Schematic security airlock with two sequentially interlocked doors.

Physical Security

Security Airlocks

Controlled passage at sensitive transitions – single-person interlocking and access protection that balance security with operational flow.

Overview

At particularly sensitive transitions, a door with an access reader is not enough. Where tailgating or letting several people through on a single authorisation must be prevented, security airlocks come into play: they ensure that only one authorised person passes at a time.

The range spans from single-person interlocks and turnstiles to personnel airlocks and high-security portals with weight or volume checks. Which solution fits depends on the protection objective, the volume of people and how strictly single-person passage must be enforced – without blocking operations.

This very trade-off – maximum control at acceptable throughput – is at the centre of our planning.
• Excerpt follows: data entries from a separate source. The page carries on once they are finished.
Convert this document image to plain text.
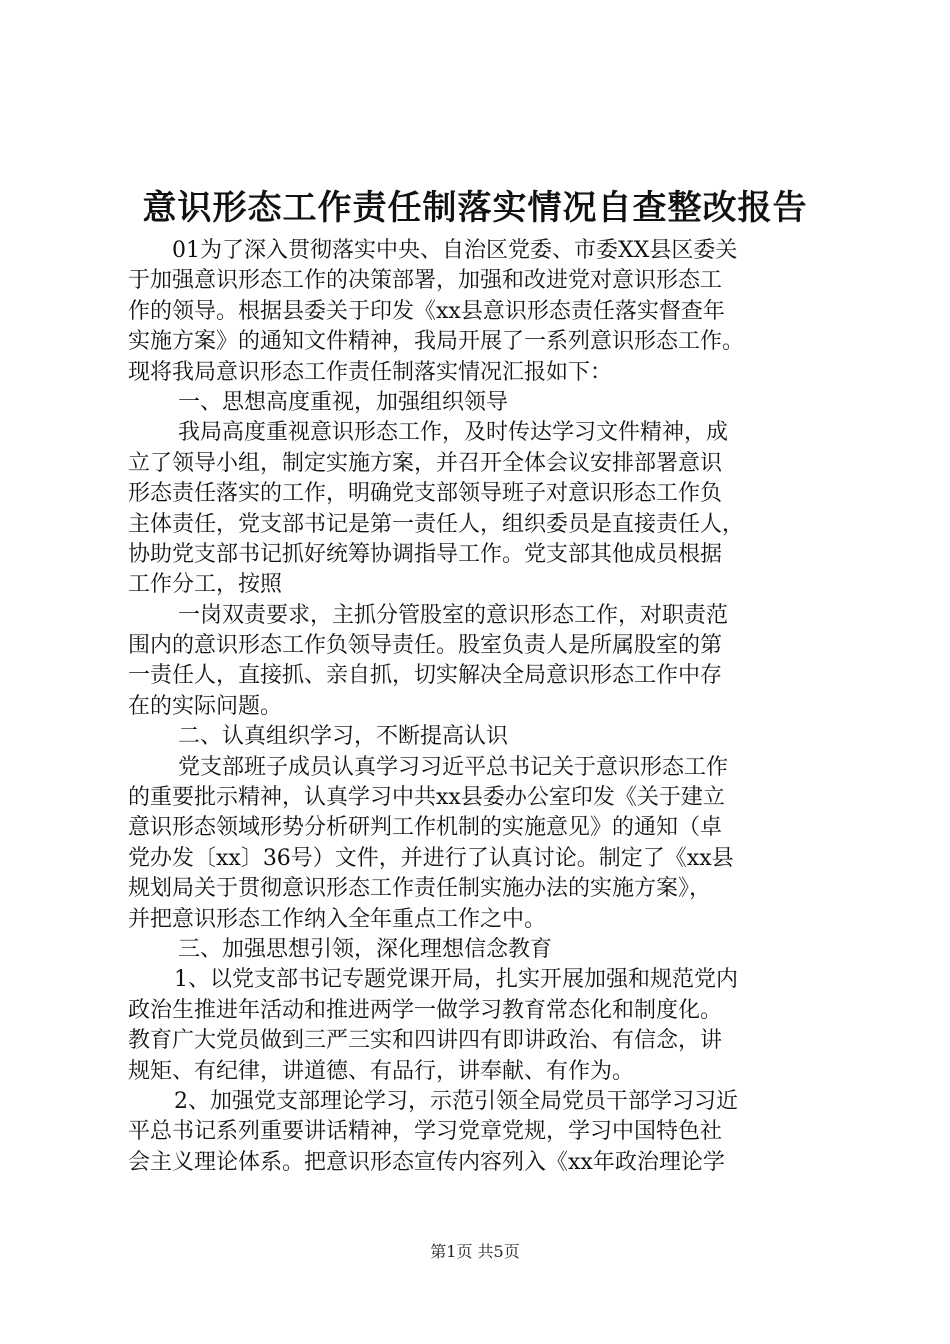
意识形态工作责任制落实情况自查整改报告
01为了深入贯彻落实中央、自治区党委、市委XX县区委关
于加强意识形态工作的决策部署，加强和改进党对意识形态工
作的领导。根据县委关于印发《xx县意识形态责任落实督查年
实施方案》的通知文件精神，我局开展了一系列意识形态工作。
现将我局意识形态工作责任制落实情况汇报如下：
一、思想高度重视，加强组织领导
我局高度重视意识形态工作，及时传达学习文件精神，成
立了领导小组，制定实施方案，并召开全体会议安排部署意识
形态责任落实的工作，明确党支部领导班子对意识形态工作负
主体责任，党支部书记是第一责任人，组织委员是直接责任人，
协助党支部书记抓好统筹协调指导工作。党支部其他成员根据
工作分工，按照
一岗双责要求，主抓分管股室的意识形态工作，对职责范
围内的意识形态工作负领导责任。股室负责人是所属股室的第
一责任人，直接抓、亲自抓，切实解决全局意识形态工作中存
在的实际问题。
二、认真组织学习，不断提高认识
党支部班子成员认真学习习近平总书记关于意识形态工作
的重要批示精神，认真学习中共xx县委办公室印发《关于建立
意识形态领域形势分析研判工作机制的实施意见》的通知（卓
党办发〔xx〕36号）文件，并进行了认真讨论。制定了《xx县
规划局关于贯彻意识形态工作责任制实施办法的实施方案》，
并把意识形态工作纳入全年重点工作之中。
三、加强思想引领，深化理想信念教育
1、以党支部书记专题党课开局，扎实开展加强和规范党内
政治生推进年活动和推进两学一做学习教育常态化和制度化。
教育广大党员做到三严三实和四讲四有即讲政治、有信念，讲
规矩、有纪律，讲道德、有品行，讲奉献、有作为。
2、加强党支部理论学习，示范引领全局党员干部学习习近
平总书记系列重要讲话精神，学习党章党规，学习中国特色社
会主义理论体系。把意识形态宣传内容列入《xx年政治理论学
第1页 共5页
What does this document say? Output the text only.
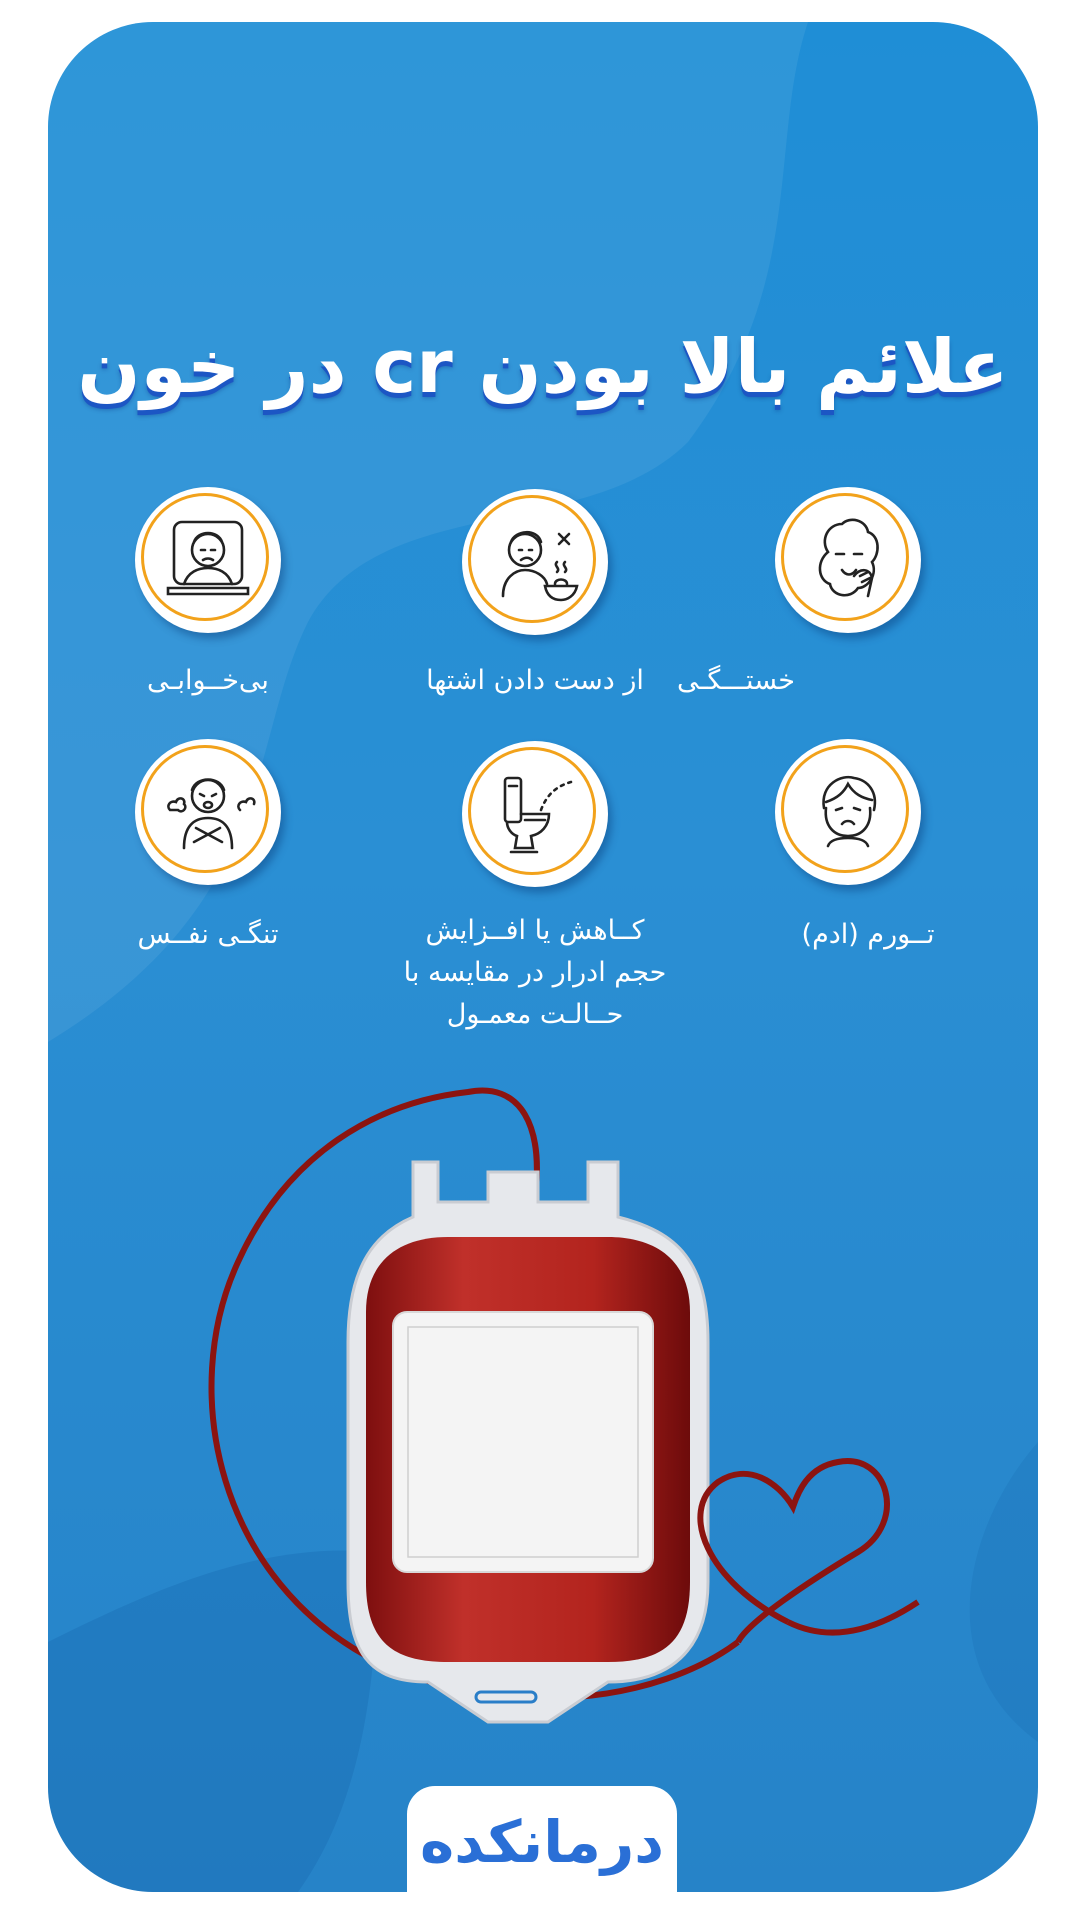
علائم بالا بودن cr در خون
خستـــگـی
از دست دادن اشتها
بی‌خــوابـی
تــورم (ادم)
کــاهش یا افــزایش
حجم ادرار در مقایسه با
حــالـت معمـول
تنگـی نفــس
درمانکده
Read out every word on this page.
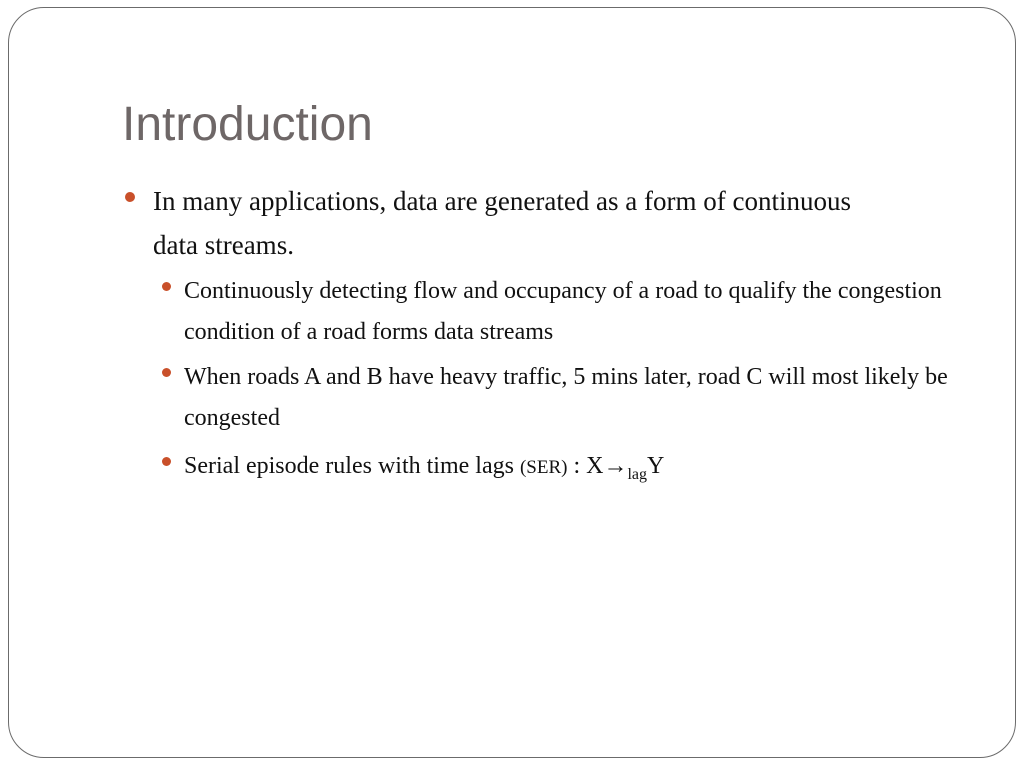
Introduction
In many applications, data are generated as a form of continuous data streams.
Continuously detecting flow and occupancy of a road to qualify the congestion condition of a road forms data streams
When roads A and B have heavy traffic, 5 mins later, road C will most likely be congested
Serial episode rules with time lags (SER) : $X\to_{lag}Y$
We analyse frequency, user groups and emergency requirements and size the airlock so that it does not become a bottleneck in daily use yet still protects reliably in an incident.

We never plan airlocks in isolation, but as part of the access concept. They are integrated into access control, connected to the security control room and aligned with structural and organisational measures. Escape and rescue route requirements as well as accessibility are considered from the outset.

The result is a transition that grants authorised people smooth access and reliably denies it to the unauthorised – planned vendor-neutrally and embedded in the overall architecture.

Standards & norms

  • DIN EN 16005 (power-operated doors)
  • Workplace & escape route requirements

Frequently asked questions

What distinguishes a security airlock from a normal access door?

An airlock enforces single-person passage: it prevents several people passing on one authorisation (tailgating). A normal access door only checks the authorisation, not the number of people passing through.

How do you avoid bottlenecks in daily operations?

Through correct sizing. We analyse the volume of people and select the airlock type and quantity so that the required throughput is achieved without weakening single-person enforcement.

How are escape and rescue routes taken into account?

Airlocks must meet escape and rescue route requirements in an emergency. We plan emergency release and alignment with fire safety and escape route planning from the start.